On the other hand, if they were contacted by a less desirable customer that they didn’t necessarily value as highly, they would craft an offer that would entice them to sign up, but would have higher fees and interest rates to ensure that the customer would remain profitable despite the perceived risks.
Their intense focus on data analytics-based marketing worked tremendously, and their credit card portfolio today boasts over 62 million credit card customers and $107 billion in credit card loans outstanding.
You may know this company by the new name they announced in October 1994: Capital One!
Today, Capital One remains intensely focused on data, and claims they perform more than 80,000 analytical experiments per year to test potential offerings.
When chip credit cards made it very difficult for criminals to use them fraudulently, the bad actors turned to easier targets such as identity fraud and card-not-present (CNP) transactions, usually found in either online or phone purchases. In 2018, $24.26 billion was lost in payment credit card fraud worldwide. The U.S – the most fraud-prone country – experienced 38.6 percent of those losses.
The growing sophistication of criminals has also led companies to develop more sophisticated fraud solutions. While the earliest systems to detect fraud were rule-based, more sophisticated solutions have been developed that use artificial intelligence (AI) and machine learning (ML), which have proved to be more accurate and lead to better results.

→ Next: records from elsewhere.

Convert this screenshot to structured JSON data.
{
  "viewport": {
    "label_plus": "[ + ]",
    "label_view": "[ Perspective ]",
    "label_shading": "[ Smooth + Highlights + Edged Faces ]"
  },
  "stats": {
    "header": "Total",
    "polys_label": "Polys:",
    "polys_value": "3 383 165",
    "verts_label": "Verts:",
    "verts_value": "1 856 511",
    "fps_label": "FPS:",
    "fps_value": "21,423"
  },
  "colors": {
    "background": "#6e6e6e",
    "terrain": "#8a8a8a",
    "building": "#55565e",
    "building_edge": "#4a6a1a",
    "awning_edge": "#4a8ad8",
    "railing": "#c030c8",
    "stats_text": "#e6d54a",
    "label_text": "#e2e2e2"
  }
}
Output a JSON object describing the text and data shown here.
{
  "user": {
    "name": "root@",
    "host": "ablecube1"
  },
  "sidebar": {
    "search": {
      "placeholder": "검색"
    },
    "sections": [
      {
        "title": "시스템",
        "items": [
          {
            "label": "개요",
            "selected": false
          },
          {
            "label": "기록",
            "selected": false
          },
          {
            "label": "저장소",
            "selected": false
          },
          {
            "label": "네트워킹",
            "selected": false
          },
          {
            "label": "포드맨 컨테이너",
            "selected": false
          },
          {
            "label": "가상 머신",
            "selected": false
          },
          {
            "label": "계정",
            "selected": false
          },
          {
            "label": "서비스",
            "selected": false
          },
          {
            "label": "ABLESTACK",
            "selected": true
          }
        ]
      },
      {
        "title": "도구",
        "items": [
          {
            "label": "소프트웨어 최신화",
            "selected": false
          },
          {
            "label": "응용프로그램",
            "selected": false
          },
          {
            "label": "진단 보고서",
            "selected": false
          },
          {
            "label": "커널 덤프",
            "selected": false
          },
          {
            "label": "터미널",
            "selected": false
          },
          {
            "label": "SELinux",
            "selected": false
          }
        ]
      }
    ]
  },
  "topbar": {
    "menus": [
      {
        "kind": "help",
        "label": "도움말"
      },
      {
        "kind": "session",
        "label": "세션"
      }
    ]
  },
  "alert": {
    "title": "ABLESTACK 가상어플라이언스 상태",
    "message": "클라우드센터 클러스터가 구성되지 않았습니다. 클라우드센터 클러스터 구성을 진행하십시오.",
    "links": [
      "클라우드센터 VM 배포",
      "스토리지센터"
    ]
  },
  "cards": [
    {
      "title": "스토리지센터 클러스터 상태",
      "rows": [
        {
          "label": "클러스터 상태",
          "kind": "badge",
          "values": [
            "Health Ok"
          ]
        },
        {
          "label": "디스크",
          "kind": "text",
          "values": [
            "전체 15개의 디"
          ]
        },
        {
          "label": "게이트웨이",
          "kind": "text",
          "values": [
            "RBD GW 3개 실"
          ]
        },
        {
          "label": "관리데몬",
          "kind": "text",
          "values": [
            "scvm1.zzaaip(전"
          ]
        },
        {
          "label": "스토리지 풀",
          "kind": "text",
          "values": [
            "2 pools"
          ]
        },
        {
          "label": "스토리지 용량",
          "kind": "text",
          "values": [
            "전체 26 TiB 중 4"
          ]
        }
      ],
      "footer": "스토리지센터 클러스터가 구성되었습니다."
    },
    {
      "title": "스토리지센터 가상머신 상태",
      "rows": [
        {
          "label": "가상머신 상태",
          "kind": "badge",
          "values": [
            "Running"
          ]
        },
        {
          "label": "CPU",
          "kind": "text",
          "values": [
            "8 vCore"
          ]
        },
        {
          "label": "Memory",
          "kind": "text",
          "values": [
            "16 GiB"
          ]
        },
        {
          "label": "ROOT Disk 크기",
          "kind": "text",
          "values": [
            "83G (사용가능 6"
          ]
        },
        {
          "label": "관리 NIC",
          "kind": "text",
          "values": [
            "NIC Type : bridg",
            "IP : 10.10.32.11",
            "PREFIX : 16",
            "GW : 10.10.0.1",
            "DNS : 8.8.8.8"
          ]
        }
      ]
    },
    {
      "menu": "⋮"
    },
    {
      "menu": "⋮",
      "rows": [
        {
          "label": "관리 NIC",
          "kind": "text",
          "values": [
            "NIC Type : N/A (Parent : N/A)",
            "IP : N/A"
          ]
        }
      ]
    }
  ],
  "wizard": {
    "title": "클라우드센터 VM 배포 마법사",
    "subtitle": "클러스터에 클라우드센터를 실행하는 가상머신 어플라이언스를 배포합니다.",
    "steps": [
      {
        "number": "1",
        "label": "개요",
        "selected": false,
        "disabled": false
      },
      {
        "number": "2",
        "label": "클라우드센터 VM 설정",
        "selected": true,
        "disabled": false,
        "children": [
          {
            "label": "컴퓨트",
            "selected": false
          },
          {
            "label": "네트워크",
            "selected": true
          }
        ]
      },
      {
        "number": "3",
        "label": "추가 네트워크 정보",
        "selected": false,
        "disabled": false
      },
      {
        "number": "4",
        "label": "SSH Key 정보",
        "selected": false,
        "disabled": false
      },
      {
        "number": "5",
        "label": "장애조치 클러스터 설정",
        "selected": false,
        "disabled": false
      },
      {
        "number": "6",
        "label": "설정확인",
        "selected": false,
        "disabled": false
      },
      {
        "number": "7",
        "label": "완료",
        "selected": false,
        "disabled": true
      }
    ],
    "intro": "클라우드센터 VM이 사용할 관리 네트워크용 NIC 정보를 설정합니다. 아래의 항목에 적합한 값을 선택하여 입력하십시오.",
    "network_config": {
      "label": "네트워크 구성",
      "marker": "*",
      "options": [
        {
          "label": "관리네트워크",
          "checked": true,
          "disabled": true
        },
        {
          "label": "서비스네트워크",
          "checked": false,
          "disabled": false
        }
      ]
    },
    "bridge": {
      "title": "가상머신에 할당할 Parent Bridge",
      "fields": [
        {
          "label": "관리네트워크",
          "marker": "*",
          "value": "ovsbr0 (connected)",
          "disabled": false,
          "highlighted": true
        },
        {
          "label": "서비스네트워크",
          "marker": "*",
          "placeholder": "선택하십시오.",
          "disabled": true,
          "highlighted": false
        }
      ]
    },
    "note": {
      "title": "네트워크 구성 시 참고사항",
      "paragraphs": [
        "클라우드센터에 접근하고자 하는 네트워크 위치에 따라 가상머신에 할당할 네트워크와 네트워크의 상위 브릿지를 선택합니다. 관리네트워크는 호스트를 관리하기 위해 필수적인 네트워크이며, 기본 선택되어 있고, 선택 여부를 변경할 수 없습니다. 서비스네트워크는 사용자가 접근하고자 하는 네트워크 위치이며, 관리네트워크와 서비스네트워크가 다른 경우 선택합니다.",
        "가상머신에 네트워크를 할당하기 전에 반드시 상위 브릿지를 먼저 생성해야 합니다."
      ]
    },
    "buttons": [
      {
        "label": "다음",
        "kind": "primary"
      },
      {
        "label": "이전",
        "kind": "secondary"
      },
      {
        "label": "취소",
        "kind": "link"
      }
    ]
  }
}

Typically, AI/ML-based systems use about 10 to 100 attributes to look at over large data sets. And the most sophisticated companies are even moving beyond AI/ML to develop fraud solutions based upon neural network and deep learning.
For example, PayPal has begun using neural nets and deep learning to identify and combat fraud. These systems can analyze between 1 million to 10 million attributes, which must be processed very quickly (<30 ms) in order to provide a real-time purchase experience. Neural nets/deep learning solutions have shown themselves to be up to 30 percent more effective than traditional AI/ML-based systems.

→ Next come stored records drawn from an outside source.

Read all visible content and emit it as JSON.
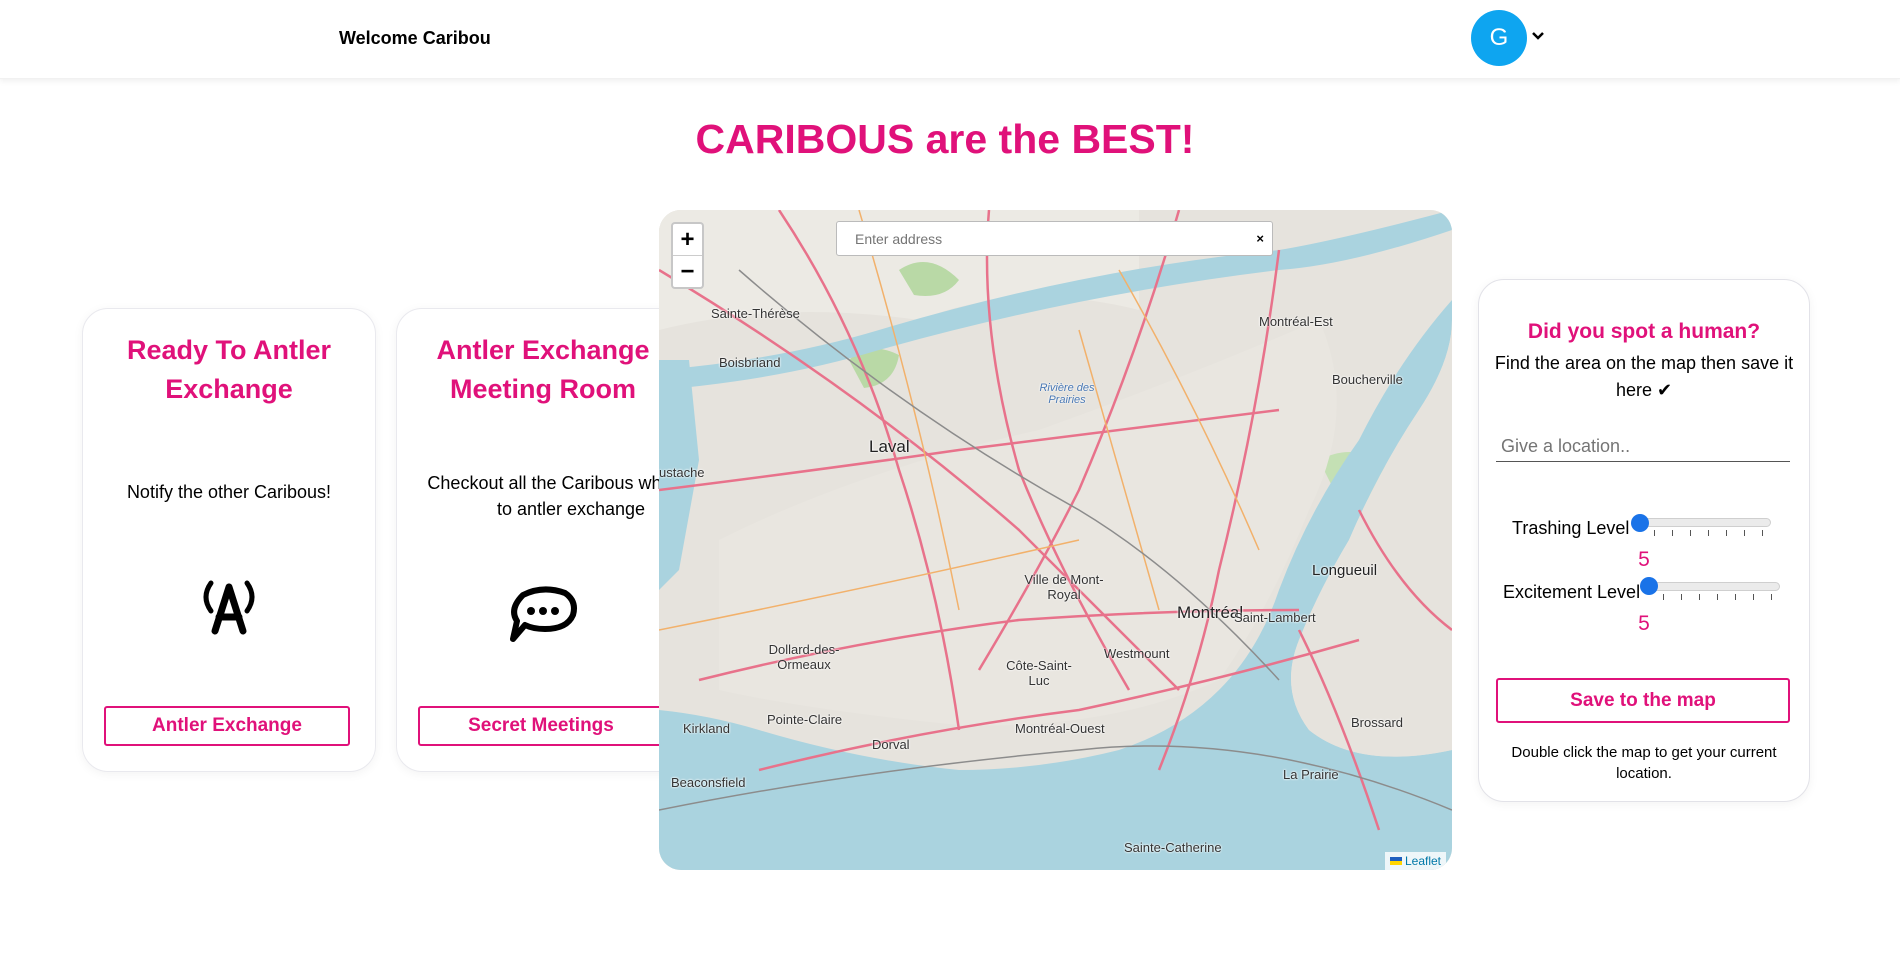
{
  "header": {
    "welcome": "Welcome Caribou",
    "avatar_letter": "G"
  },
  "headline": "CARIBOUS are the BEST!",
  "cards": [
    {
      "title": "Ready To Antler Exchange",
      "text": "Notify the other Caribous!",
      "button": "Antler Exchange",
      "icon": "radio-tower-icon"
    },
    {
      "title": "Antler Exchange Meeting Room",
      "text": "Checkout all the Caribous who want to antler exchange",
      "button": "Secret Meetings",
      "icon": "chat-bubble-icon"
    }
  ],
  "map": {
    "zoom_in": "+",
    "zoom_out": "−",
    "address_placeholder": "Enter address",
    "clear": "×",
    "attribution": "Leaflet",
    "labels": {
      "laval": "Laval",
      "montreal": "Montréal",
      "longueuil": "Longueuil",
      "sainte_therese": "Sainte-Thérèse",
      "boisbriand": "Boisbriand",
      "boucherville": "Boucherville",
      "montreal_est": "Montréal-Est",
      "ville_mont_royal": "Ville de Mont-Royal",
      "westmount": "Westmount",
      "cote_saint_luc": "Côte-Saint-Luc",
      "dollard": "Dollard-des-Ormeaux",
      "pointe_claire": "Pointe-Claire",
      "kirkland": "Kirkland",
      "dorval": "Dorval",
      "beaconsfield": "Beaconsfield",
      "montreal_ouest": "Montréal-Ouest",
      "saint_lambert": "Saint-Lambert",
      "brossard": "Brossard",
      "la_prairie": "La Prairie",
      "sainte_catherine": "Sainte-Catherine",
      "riviere_des_prairies": "Rivière des Prairies",
      "mustache": "ustache"
    }
  },
  "panel": {
    "title": "Did you spot a human?",
    "text": "Find the area on the map then save it here ✔",
    "location_placeholder": "Give a location..",
    "trashing": {
      "label": "Trashing Level",
      "value": "5"
    },
    "excitement": {
      "label": "Excitement Level",
      "value": "5"
    },
    "save_button": "Save to the map",
    "hint": "Double click the map to get your current location."
  },
  "colors": {
    "accent": "#e0117a",
    "avatar": "#0ea5f0",
    "slider": "#1a73e8"
  }
}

If that weren’t enough, there’s another, new area for improving fraud and analytical systems called ‘Explainable AI’. This is sort of an expert system – on top of an expert system – that helps explain how the AI/ML system is actually working and making decisions. This is useful because the better you understand how the ‘black box’ works, they better you can make more meaningful tweaks to improve the system, and you will also be better able to explain to customers how their data is being used. These ‘explanations’ are also very important for customers to comply with data privacy regulations such as GDPR and CCPA, which require that you be able to tell customers how you use their data and how you are reaching decisions such as why you may have declined them for a credit card.
It’s critical to remember that no matter where you are in your journey – whether you’re currently using a rule-based system or moving into AI/ML-based solutions – you will require a technology solution that provides the ability for best-in-class performance, e.g., the ability to process data extremely quickly (<20ms) across extremely large data sets (Tbytes, PBytes), and be able to do this with a reduced TCO. This is vital to ensure your business can grow today but also provides a pathway to the future.

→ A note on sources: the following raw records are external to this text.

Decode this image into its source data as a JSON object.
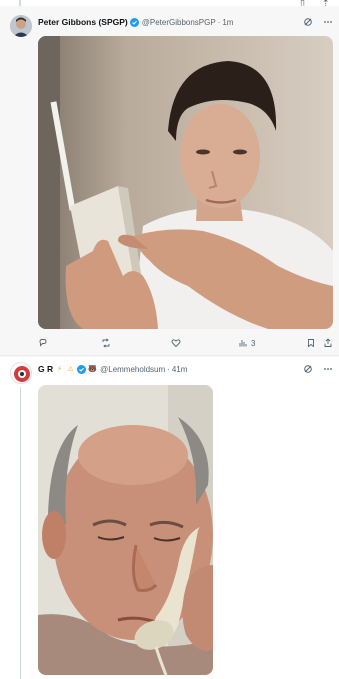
{
  "tweets": [
    {
      "display_name": "Peter Gibbons (SPGP)",
      "handle": "@PeterGibbonsPGP",
      "separator": "·",
      "time": "1m",
      "stats": {
        "reply": "",
        "retweet": "",
        "like": "",
        "views": "3"
      },
      "icons": {
        "grok": "grok-icon",
        "more": "more-icon",
        "verified": "verified-badge-icon"
      }
    },
    {
      "display_name": "G R",
      "handle": "@Lemmeholdsum",
      "separator": "·",
      "time": "41m",
      "badges": [
        "⚡",
        "⚠",
        "🐻"
      ],
      "icons": {
        "grok": "grok-icon",
        "more": "more-icon",
        "verified": "verified-badge-icon"
      }
    }
  ],
  "colors": {
    "accent": "#1d9bf0",
    "muted": "#536471",
    "text": "#0f1419"
  }
}
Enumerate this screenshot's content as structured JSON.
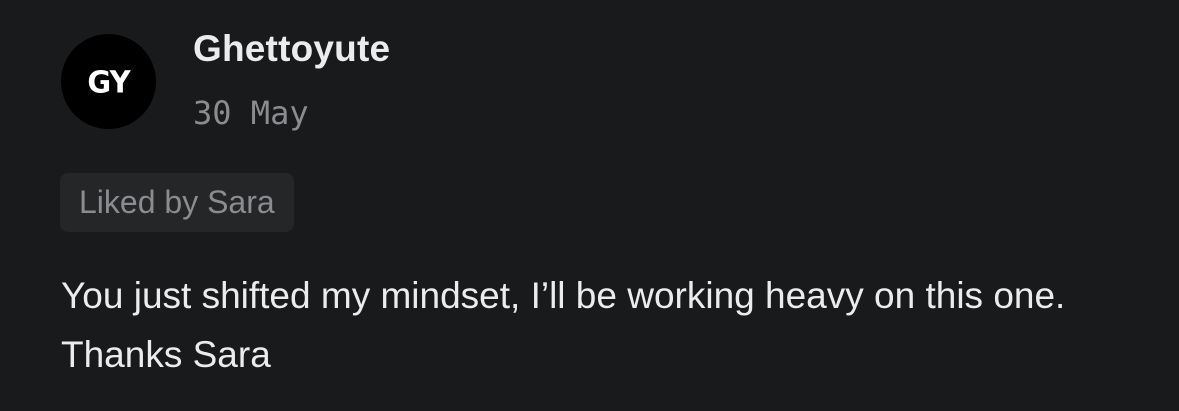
{
  "comment": {
    "avatar_initials": "GY",
    "username": "Ghettoyute",
    "date": "30 May",
    "liked_label": "Liked by Sara",
    "text": "You just shifted my mindset, I’ll be working heavy on this one. Thanks Sara"
  },
  "colors": {
    "background": "#181a1c",
    "avatar_bg": "#000000",
    "primary_text": "#ececec",
    "secondary_text": "#8a8c8f",
    "badge_bg": "#242628"
  }
}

The last year has seen an explosion of growth in the ecommerce and online banking arena, but online fraud is also proliferating in tandem. One of the most effective ways that businesses can adapt to this new reality is to utilize sophisticated fraud analytics running on a modern technology platform to provide top performance. This gives businesses a way to not only thwart fraudsters, but better understand the customer, provide more targeted services, improve revenue and stand out from the competition.